Geneticists have come up with a groundbreaking solution to combat the prevalent issue of insecticide resistance among pests. They have designed an ‘e-Drive’ that not only reverses insecticide resistance but also eventually vanishes from the insect population, ensuring sustainability in pest control.
Insecticides have been a key defense strategy against pest damage to important food crops for centuries. However, over time, various insects like beetles, moths, and flies evolve genetic mutations that make these insecticides ineffective.
The growing resistance of these mutated insects compels farmers and pest control experts to increase their use of harmful chemicals, which poses serious health risks to humans and threatens environmental balance, as many insecticides indiscriminately kill both beneficial insects and pests.
To address these challenges, researchers have recently created advanced technologies that can eliminate insecticide-resistant genes and replace them with genes that are sensitive to insecticides. These gene-drive methods, driven by CRISPR gene editing, have the potential to safeguard valuable crops and significantly cut down on the chemical pesticides needed to control pest populations.
However, gene-drive systems have garnered criticism due to concerns that they could proliferate uncontrollably once introduced into a natural population.
To tackle this issue, geneticists at the University of California San Diego have developed a solution. In a publication in Nature Communications, Postdoctoral Scholar Ankush Auradkar and Professor Ethan Bier introduced a new genetic system that converts mutated insect genes, which make them resistant to insecticides, back to their original, natural state. This innovative system is designed to propagate the native “wild type” version of the gene through a specialized inheritance process and then disappear, leaving behind only insects with the corrected gene.
“We have devised an effective biological method to reverse insecticide resistance without disrupting the surrounding environment,” stated Bier, a professor in the Department of Cell and Developmental Biology, referring to the self-eliminating allelic drive, or “e-Drive.” “The e-Drive is designed to operate temporarily and then exit the population.”
In their study, the researchers created a unique genetic “cassette,” which is a small assembly of DNA components, and tested it using fruit flies to demonstrate its potential for use in other insect species. The e-Drive was engineered to target a gene called the voltage gated sodium ion channel (or vgsc), essential for normal nervous system activity.
The e-Drive cassette employs CRISPR gene editing techniques and includes a guide RNA that interacts with the Cas9 DNA protein to cut at the specific site of the resistant vgsc gene. Subsequently, the gene is replaced with a native version that is susceptible to insecticides.
According to the study, when insects with the cassette are integrated into a target population, they reproduce randomly and pass the e-Drive cassette to their offspring. To manage the e-Drive’s dissemination, the researchers incorporated a fitness penalty on those carrying the cassette, limiting their survival and reproductive success. The cassette was placed on the X-chromosome and significantly decreased the mating success of males, leading to fewer offspring.

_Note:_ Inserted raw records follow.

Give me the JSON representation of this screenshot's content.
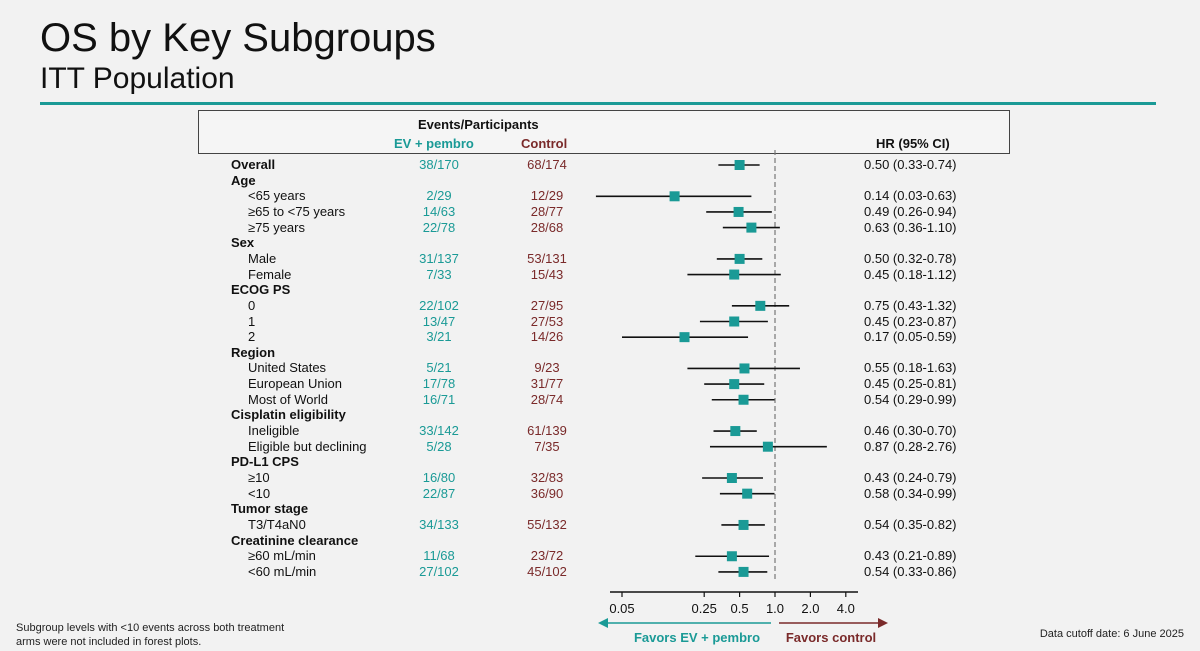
{
  "title": "OS by Key Subgroups",
  "subtitle": "ITT Population",
  "header": {
    "events_participants": "Events/Participants",
    "ev_label": "EV + pembro",
    "control_label": "Control",
    "hr_label": "HR (95% CI)"
  },
  "footnote": "Subgroup levels with <10 events across both treatment arms were not included in forest plots.",
  "cutoff": "Data cutoff date: 6 June 2025",
  "colors": {
    "accent": "#1a9a96",
    "control": "#7a2a2a"
  },
  "chart_data": {
    "type": "forest",
    "x_scale": "log",
    "xlim": [
      0.05,
      4.0
    ],
    "reference_line": 1.0,
    "xticks": [
      "0.05",
      "0.25",
      "0.5",
      "1.0",
      "2.0",
      "4.0"
    ],
    "xtick_values": [
      0.05,
      0.25,
      0.5,
      1.0,
      2.0,
      4.0
    ],
    "favors_left": "Favors EV + pembro",
    "favors_right": "Favors control",
    "rows": [
      {
        "label": "Overall",
        "kind": "cat",
        "ev": "38/170",
        "control": "68/174",
        "hr": 0.5,
        "lo": 0.33,
        "hi": 0.74,
        "hr_text": "0.50 (0.33-0.74)"
      },
      {
        "label": "Age",
        "kind": "cat"
      },
      {
        "label": "<65 years",
        "kind": "sub",
        "ev": "2/29",
        "control": "12/29",
        "hr": 0.14,
        "lo": 0.03,
        "hi": 0.63,
        "hr_text": "0.14 (0.03-0.63)"
      },
      {
        "label": "≥65 to <75 years",
        "kind": "sub",
        "ev": "14/63",
        "control": "28/77",
        "hr": 0.49,
        "lo": 0.26,
        "hi": 0.94,
        "hr_text": "0.49 (0.26-0.94)"
      },
      {
        "label": "≥75 years",
        "kind": "sub",
        "ev": "22/78",
        "control": "28/68",
        "hr": 0.63,
        "lo": 0.36,
        "hi": 1.1,
        "hr_text": "0.63 (0.36-1.10)"
      },
      {
        "label": "Sex",
        "kind": "cat"
      },
      {
        "label": "Male",
        "kind": "sub",
        "ev": "31/137",
        "control": "53/131",
        "hr": 0.5,
        "lo": 0.32,
        "hi": 0.78,
        "hr_text": "0.50 (0.32-0.78)"
      },
      {
        "label": "Female",
        "kind": "sub",
        "ev": "7/33",
        "control": "15/43",
        "hr": 0.45,
        "lo": 0.18,
        "hi": 1.12,
        "hr_text": "0.45 (0.18-1.12)"
      },
      {
        "label": "ECOG PS",
        "kind": "cat"
      },
      {
        "label": "0",
        "kind": "sub",
        "ev": "22/102",
        "control": "27/95",
        "hr": 0.75,
        "lo": 0.43,
        "hi": 1.32,
        "hr_text": "0.75 (0.43-1.32)"
      },
      {
        "label": "1",
        "kind": "sub",
        "ev": "13/47",
        "control": "27/53",
        "hr": 0.45,
        "lo": 0.23,
        "hi": 0.87,
        "hr_text": "0.45 (0.23-0.87)"
      },
      {
        "label": "2",
        "kind": "sub",
        "ev": "3/21",
        "control": "14/26",
        "hr": 0.17,
        "lo": 0.05,
        "hi": 0.59,
        "hr_text": "0.17 (0.05-0.59)"
      },
      {
        "label": "Region",
        "kind": "cat"
      },
      {
        "label": "United States",
        "kind": "sub",
        "ev": "5/21",
        "control": "9/23",
        "hr": 0.55,
        "lo": 0.18,
        "hi": 1.63,
        "hr_text": "0.55 (0.18-1.63)"
      },
      {
        "label": "European Union",
        "kind": "sub",
        "ev": "17/78",
        "control": "31/77",
        "hr": 0.45,
        "lo": 0.25,
        "hi": 0.81,
        "hr_text": "0.45 (0.25-0.81)"
      },
      {
        "label": "Most of World",
        "kind": "sub",
        "ev": "16/71",
        "control": "28/74",
        "hr": 0.54,
        "lo": 0.29,
        "hi": 0.99,
        "hr_text": "0.54 (0.29-0.99)"
      },
      {
        "label": "Cisplatin eligibility",
        "kind": "cat"
      },
      {
        "label": "Ineligible",
        "kind": "sub",
        "ev": "33/142",
        "control": "61/139",
        "hr": 0.46,
        "lo": 0.3,
        "hi": 0.7,
        "hr_text": "0.46 (0.30-0.70)"
      },
      {
        "label": "Eligible but declining",
        "kind": "sub",
        "ev": "5/28",
        "control": "7/35",
        "hr": 0.87,
        "lo": 0.28,
        "hi": 2.76,
        "hr_text": "0.87 (0.28-2.76)"
      },
      {
        "label": "PD-L1 CPS",
        "kind": "cat"
      },
      {
        "label": "≥10",
        "kind": "sub",
        "ev": "16/80",
        "control": "32/83",
        "hr": 0.43,
        "lo": 0.24,
        "hi": 0.79,
        "hr_text": "0.43 (0.24-0.79)"
      },
      {
        "label": "<10",
        "kind": "sub",
        "ev": "22/87",
        "control": "36/90",
        "hr": 0.58,
        "lo": 0.34,
        "hi": 0.99,
        "hr_text": "0.58 (0.34-0.99)"
      },
      {
        "label": "Tumor stage",
        "kind": "cat"
      },
      {
        "label": "T3/T4aN0",
        "kind": "sub",
        "ev": "34/133",
        "control": "55/132",
        "hr": 0.54,
        "lo": 0.35,
        "hi": 0.82,
        "hr_text": "0.54 (0.35-0.82)"
      },
      {
        "label": "Creatinine clearance",
        "kind": "cat"
      },
      {
        "label": "≥60 mL/min",
        "kind": "sub",
        "ev": "11/68",
        "control": "23/72",
        "hr": 0.43,
        "lo": 0.21,
        "hi": 0.89,
        "hr_text": "0.43 (0.21-0.89)"
      },
      {
        "label": "<60 mL/min",
        "kind": "sub",
        "ev": "27/102",
        "control": "45/102",
        "hr": 0.54,
        "lo": 0.33,
        "hi": 0.86,
        "hr_text": "0.54 (0.33-0.86)"
      }
    ]
  }
}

Over generations, the prevalence of the cassette within the population diminished until it eventually disappeared.
In laboratory trials, all offspring were transformed to possess the native genes within eight to ten generations, which took around six months in fruit flies.

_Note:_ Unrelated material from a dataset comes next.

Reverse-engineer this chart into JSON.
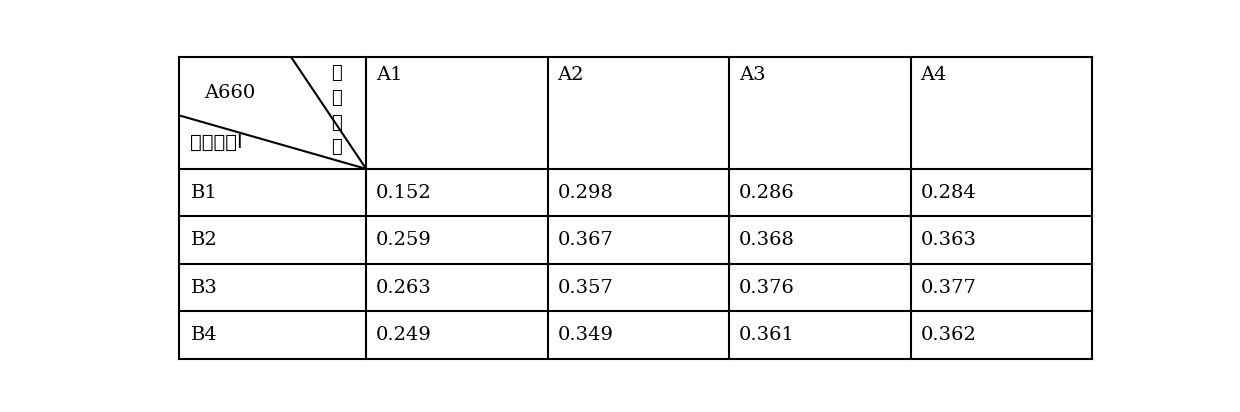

“Due to the substantial fitness cost imposed on insects carrying the genetic cassette, this element is swiftly eradicated from the population, lasting only as long as it takes to revert 100 percent of the insecticide-resistant target gene back to its wild-type form,” Auradkar explained.

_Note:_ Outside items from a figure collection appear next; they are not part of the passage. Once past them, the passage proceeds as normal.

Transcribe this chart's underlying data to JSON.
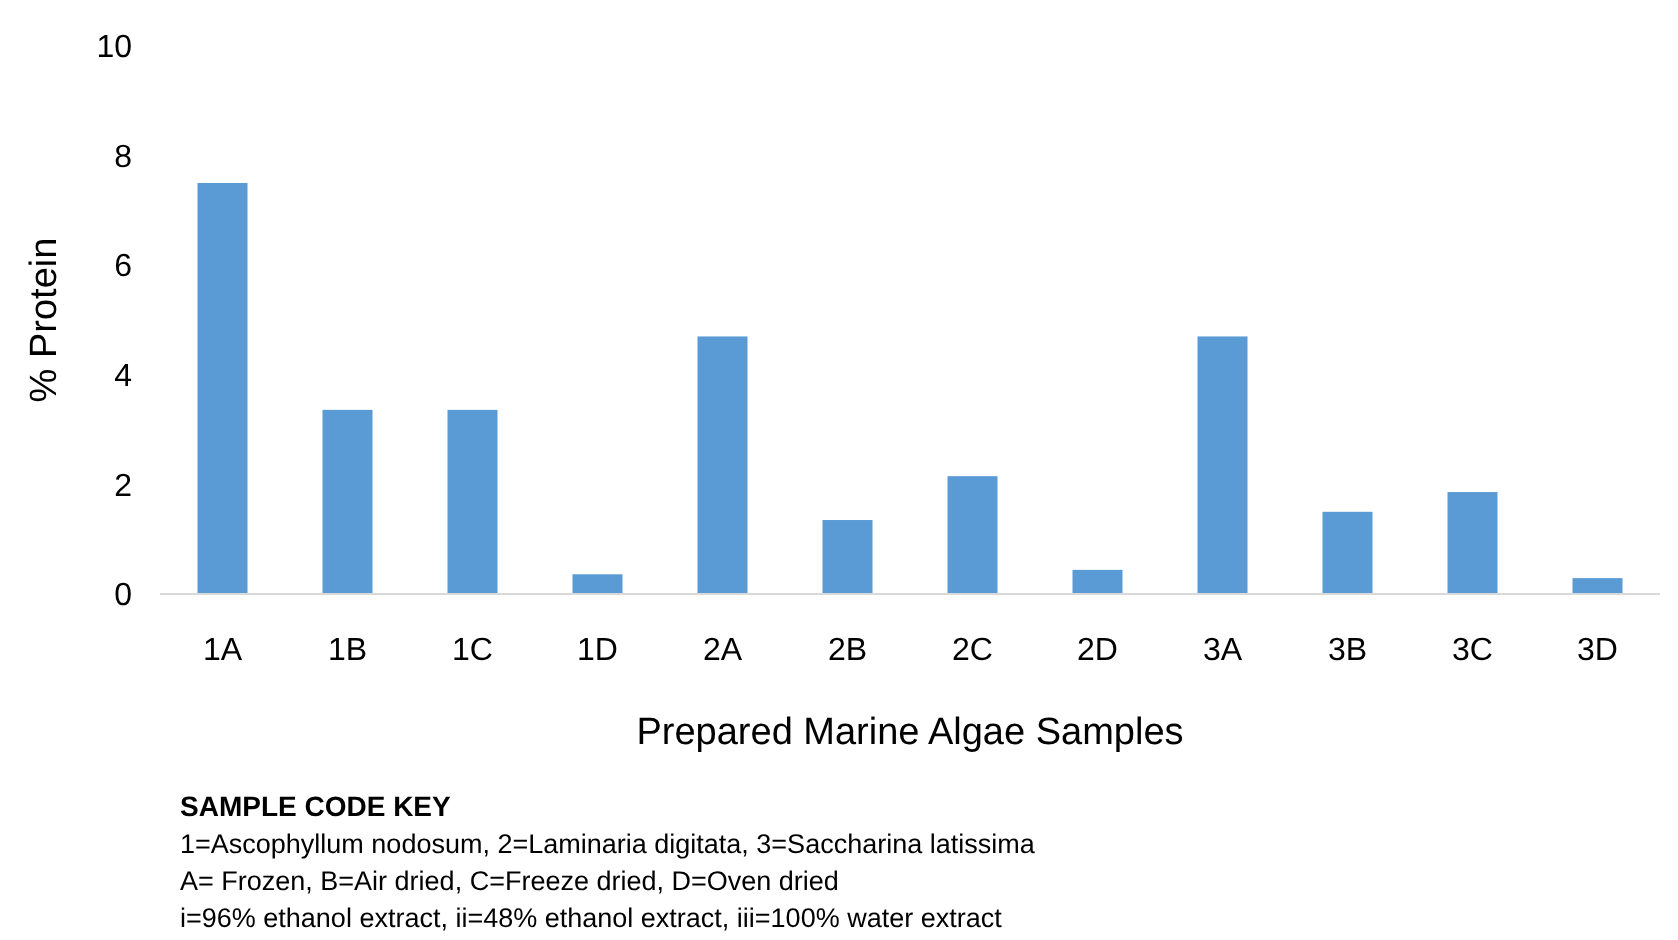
{
  "chart_data": {
    "type": "bar",
    "ylabel": "%  Protein",
    "xlabel": "Prepared Marine Algae Samples",
    "categories": [
      "1A",
      "1B",
      "1C",
      "1D",
      "2A",
      "2B",
      "2C",
      "2D",
      "3A",
      "3B",
      "3C",
      "3D"
    ],
    "values": [
      7.5,
      3.36,
      3.36,
      0.36,
      4.7,
      1.35,
      2.15,
      0.44,
      4.7,
      1.5,
      1.86,
      0.29
    ],
    "color": "#5b9bd5",
    "ylim": [
      0,
      10
    ],
    "yticks": [
      0,
      2,
      4,
      6,
      8,
      10
    ],
    "grid": false,
    "annotations": [
      "SAMPLE CODE KEY",
      "1=Ascophyllum nodosum, 2=Laminaria digitata, 3=Saccharina latissima",
      "A= Frozen, B=Air dried, C=Freeze dried, D=Oven dried",
      "i=96% ethanol extract, ii=48% ethanol extract, iii=100% water extract"
    ]
  }
}
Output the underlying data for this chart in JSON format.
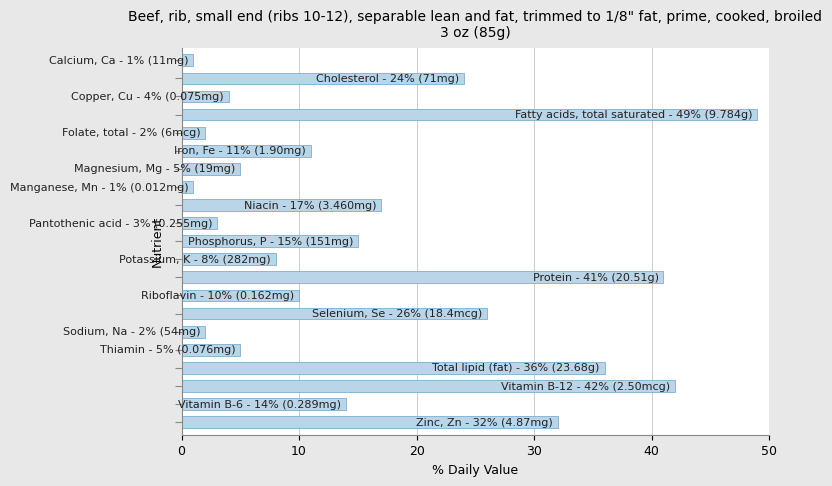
{
  "title": "Beef, rib, small end (ribs 10-12), separable lean and fat, trimmed to 1/8\" fat, prime, cooked, broiled\n3 oz (85g)",
  "xlabel": "% Daily Value",
  "ylabel": "Nutrient",
  "nutrients": [
    "Calcium, Ca - 1% (11mg)",
    "Cholesterol - 24% (71mg)",
    "Copper, Cu - 4% (0.075mg)",
    "Fatty acids, total saturated - 49% (9.784g)",
    "Folate, total - 2% (6mcg)",
    "Iron, Fe - 11% (1.90mg)",
    "Magnesium, Mg - 5% (19mg)",
    "Manganese, Mn - 1% (0.012mg)",
    "Niacin - 17% (3.460mg)",
    "Pantothenic acid - 3% (0.255mg)",
    "Phosphorus, P - 15% (151mg)",
    "Potassium, K - 8% (282mg)",
    "Protein - 41% (20.51g)",
    "Riboflavin - 10% (0.162mg)",
    "Selenium, Se - 26% (18.4mcg)",
    "Sodium, Na - 2% (54mg)",
    "Thiamin - 5% (0.076mg)",
    "Total lipid (fat) - 36% (23.68g)",
    "Vitamin B-12 - 42% (2.50mcg)",
    "Vitamin B-6 - 14% (0.289mg)",
    "Zinc, Zn - 32% (4.87mg)"
  ],
  "values": [
    1,
    24,
    4,
    49,
    2,
    11,
    5,
    1,
    17,
    3,
    15,
    8,
    41,
    10,
    26,
    2,
    5,
    36,
    42,
    14,
    32
  ],
  "bar_color": "#bad4e8",
  "bar_edge_color": "#7aafd4",
  "background_color": "#e8e8e8",
  "plot_background": "#ffffff",
  "xlim": [
    0,
    50
  ],
  "title_fontsize": 10,
  "label_fontsize": 8,
  "tick_fontsize": 9,
  "bar_height": 0.65
}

The researchers emphasize that the self-eliminating characteristic of the e-Drive allows it to be reintroduced as needed, even as different pesticides are utilized. They are also working on a similar e-Drive system for mosquitoes to aid in the fight against malaria.
In addition to Auradkar and Bier, the co-authors of the Nature Communications paper include Rodrigo Corder from the Institute of Biomedical Science at the University of São Paulo and John Marshall from the Innovative Genomics Institute, who conducted advanced mathematical modeling to uncover crucial hidden features of the e-Drive system, including its capacity to effectively remove a group of individuals where the drive process did not occur.